There's a look from him, but I miss it. Sort of glad to, as well. Gives me a chance to change the subject. Get off talking about business and get on to… well, business. "That house we just came from, we're shutting it down. Used it too many times already, neighbours are starting to twig. Should have seen the blinds getting twitched when Dani arrived yesterday, it was like interference on the telly, whole street was going. Close it up, get it sold. I'll start looking for a replacement. As of today, soon as I get back and set-up, we're closed to new work.

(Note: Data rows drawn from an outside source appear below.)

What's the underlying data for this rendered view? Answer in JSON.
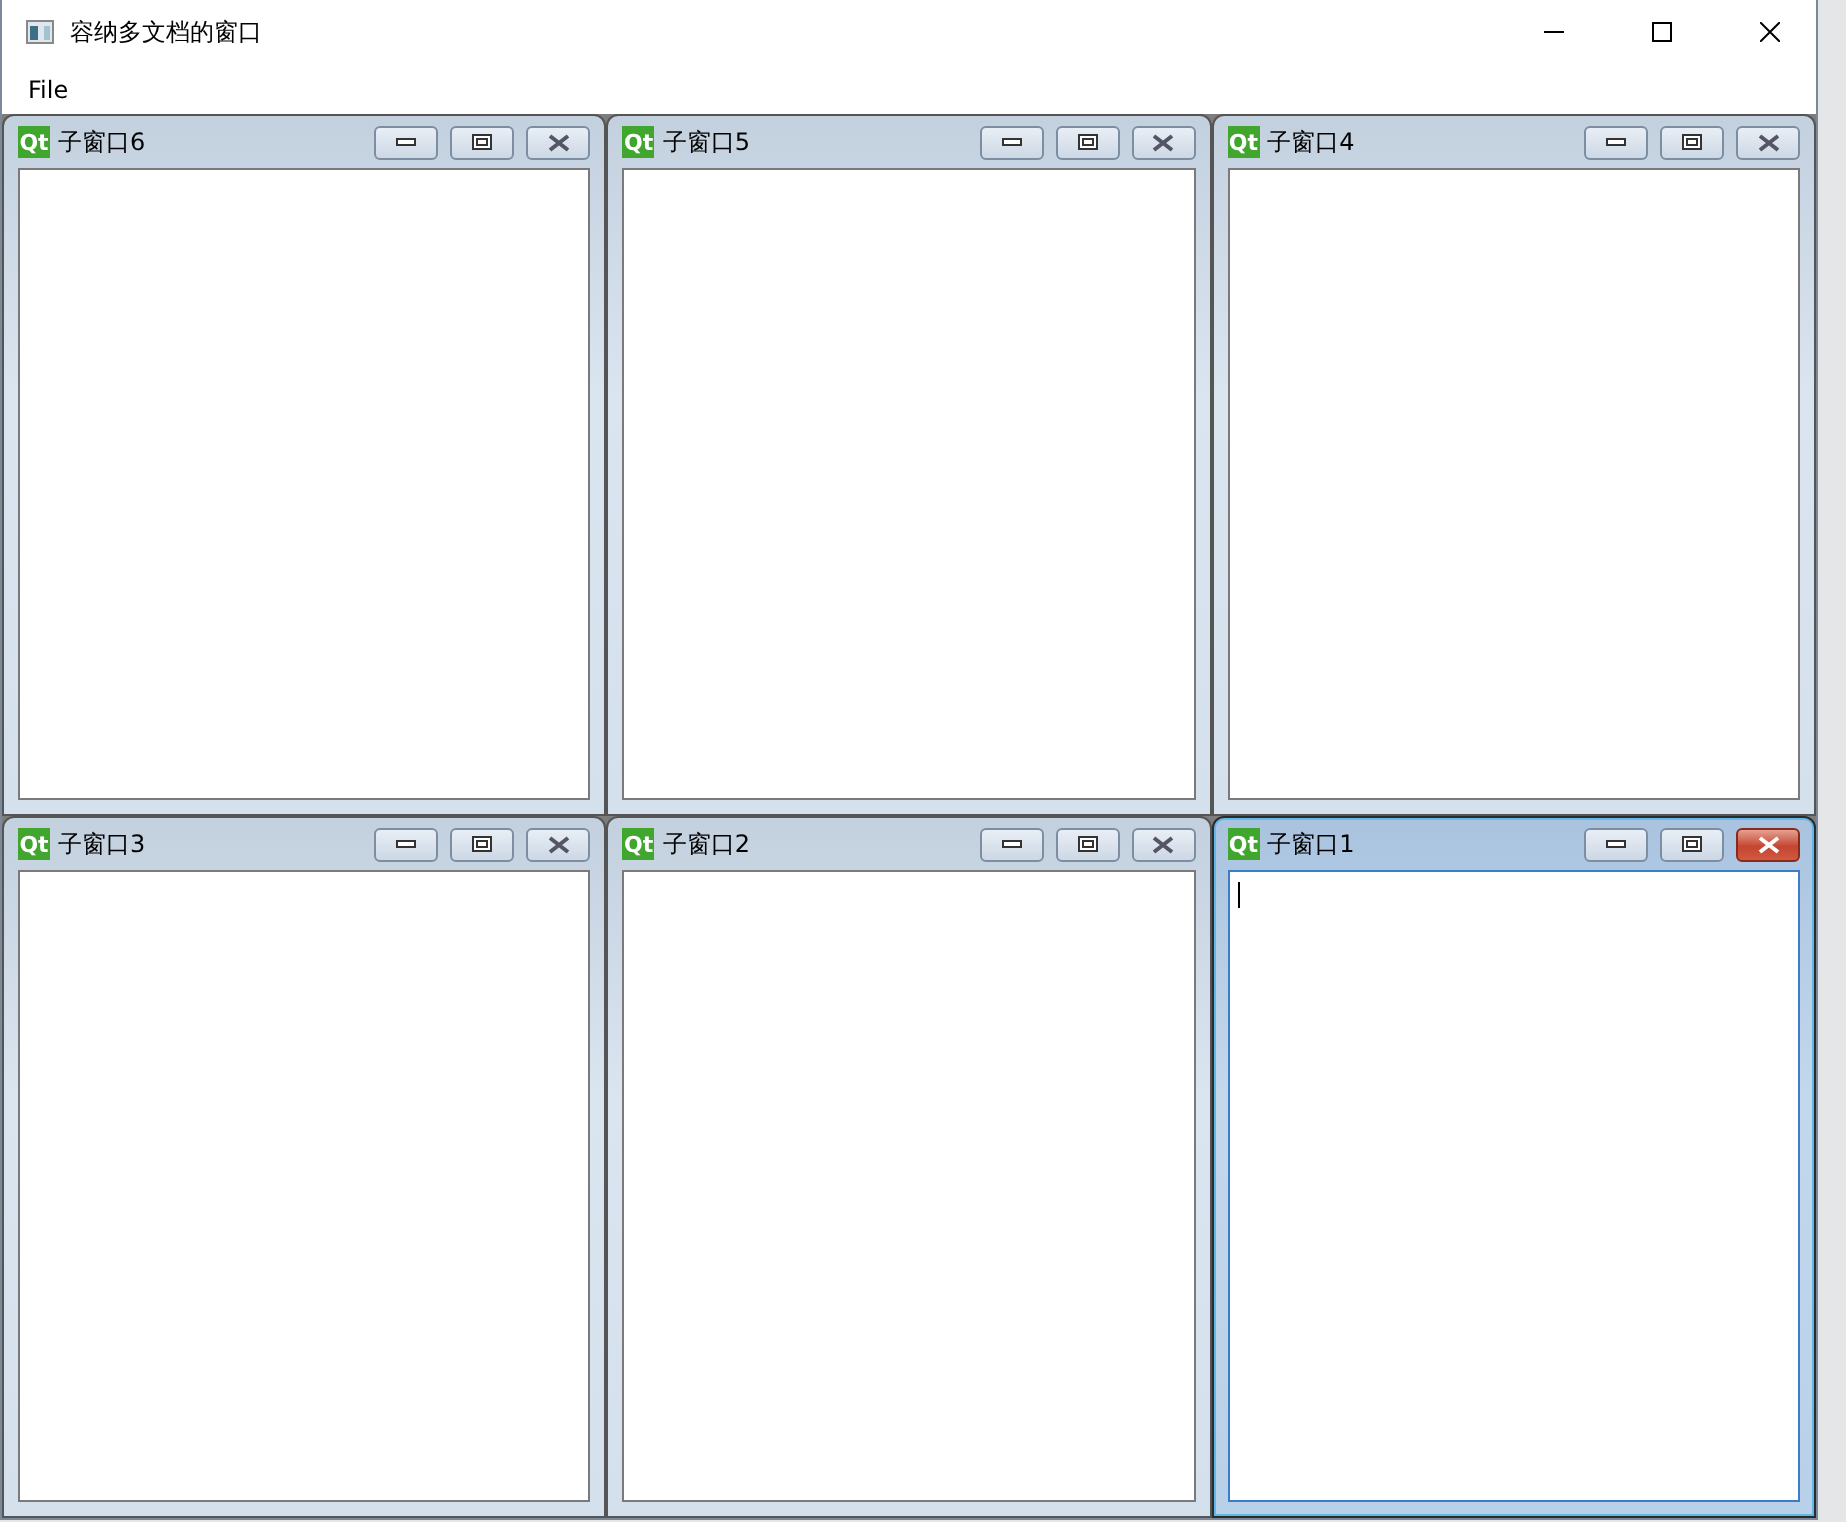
{
  "window": {
    "title": "容纳多文档的窗口"
  },
  "menu": [
    "File"
  ],
  "subwindows": [
    {
      "title": "子窗口6",
      "logo": "Qt",
      "selected": false
    },
    {
      "title": "子窗口5",
      "logo": "Qt",
      "selected": false
    },
    {
      "title": "子窗口4",
      "logo": "Qt",
      "selected": false
    },
    {
      "title": "子窗口3",
      "logo": "Qt",
      "selected": false
    },
    {
      "title": "子窗口2",
      "logo": "Qt",
      "selected": false
    },
    {
      "title": "子窗口1",
      "logo": "Qt",
      "selected": true
    }
  ]
}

No requests. We have only two priorities; Holmes and… and this murderer business… This car's safe, isn't it?"

"There's still an RF scanner in the boot, so I think we'd know if it wasn't."

"Well, yeah, the Creep, then."

"You don't sound too happy about him."

Of course I am. Wouldn't have done it if I wasn't sure about it, would I? "He just needs upkeep and contained. Keep giving him his little challenges, he'll be fine, serve us well. I only mentioned him because we can't forget him, with everything else that's going on."

"I've seen the fella, Jim; he doesn't lend himself to being forgotten."

"Sidelined, then. Since when are you the pedant here? He'll be on the back-burner, but he still needs attention, that's all I was saying. Holmes is going to be a fecking nightmare, so it would be easy to leave the Creep to his own devices, if we were careless like that, which we're not."

"He knows too much for that, doesn't he?"

"Oh, God, Moran, please just drive the car."

I don't regret it. Because it wasn't a mistake, so I don't regret it. Regret isn't something I usually bother with anyway; didn't get where I am now looking over my shoulder. I just need to get home and get set back up. Once I'm back to work I'll know what to do. Get a good long think about it. That's the one thing that's been missing. Sit down, take all the factors that need to be considered, and figure out how to make them work for one another. Take disparate fragments and turn them into a useful whole. There's a way to make all this come out in my favour. I can't see it yet, but I will.